Version: v1, Published online: 1998
Retrieved May 16, 2022, from https://www.rep.routledge.com/articles/thematic/modal-operators/v-1
Modal logic is principally concerned with the alethic modalities of necessity and possibility, although this branch of logic is applied to a wide range of linguistic and conceptual phenomena, including natural language semantics, proof theory, theoretical computer science and the formal characterization of knowledge and belief. This wide range of application stems from the basic form of modal assertions, such as ‘it is necessarily the case that φ’, where an entire statement φ is embedded within a context possessing rich logical structure.

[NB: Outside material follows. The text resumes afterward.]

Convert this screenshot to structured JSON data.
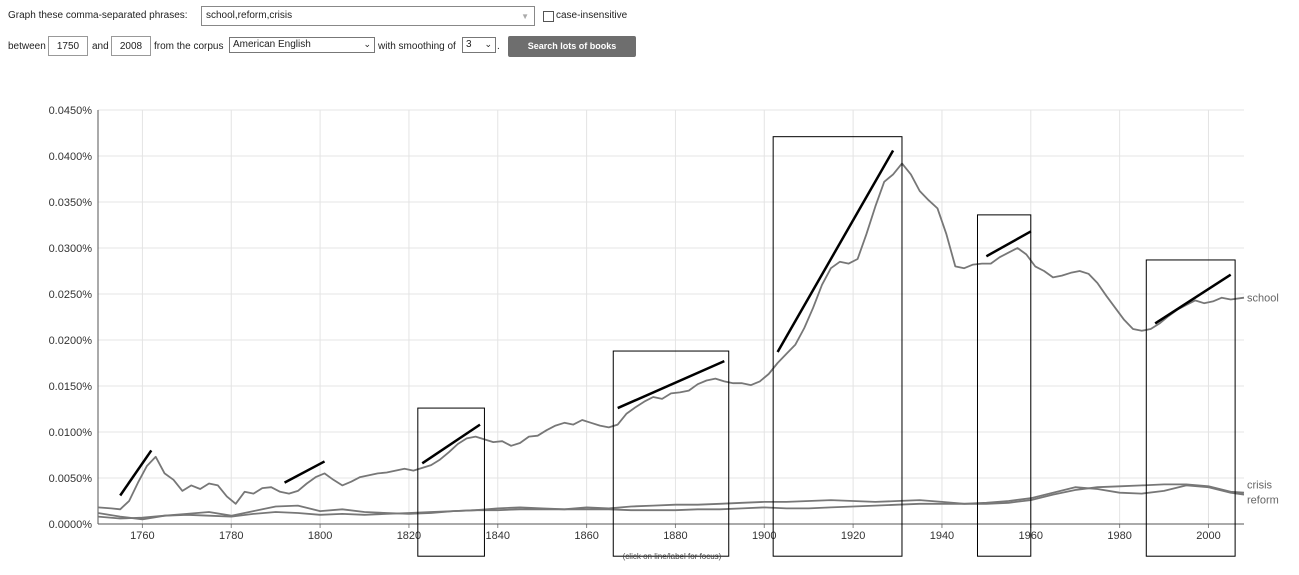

When constructing a formal representation of these embedding contexts, there are several choices concerning their specific symbolic form. The most standard approach symbolizes modal contexts as operators, which combine directly with formulas of the object language to yield new formulas. The primary alternative to this approach is to treat modal contexts as predicates, which attach not to formulas directly, but to names of formulas, and thereby attribute a metalinguistic property to a syntactic object. A variation on the operator approach, which assumes the interpretive framework of possible worlds semantics, is to treat modal contexts as quantifications over possible worlds. Finally, a variation on the predicate approach is to analyse modal contexts as predicates of propositions rather than as predicates of syntactic objects.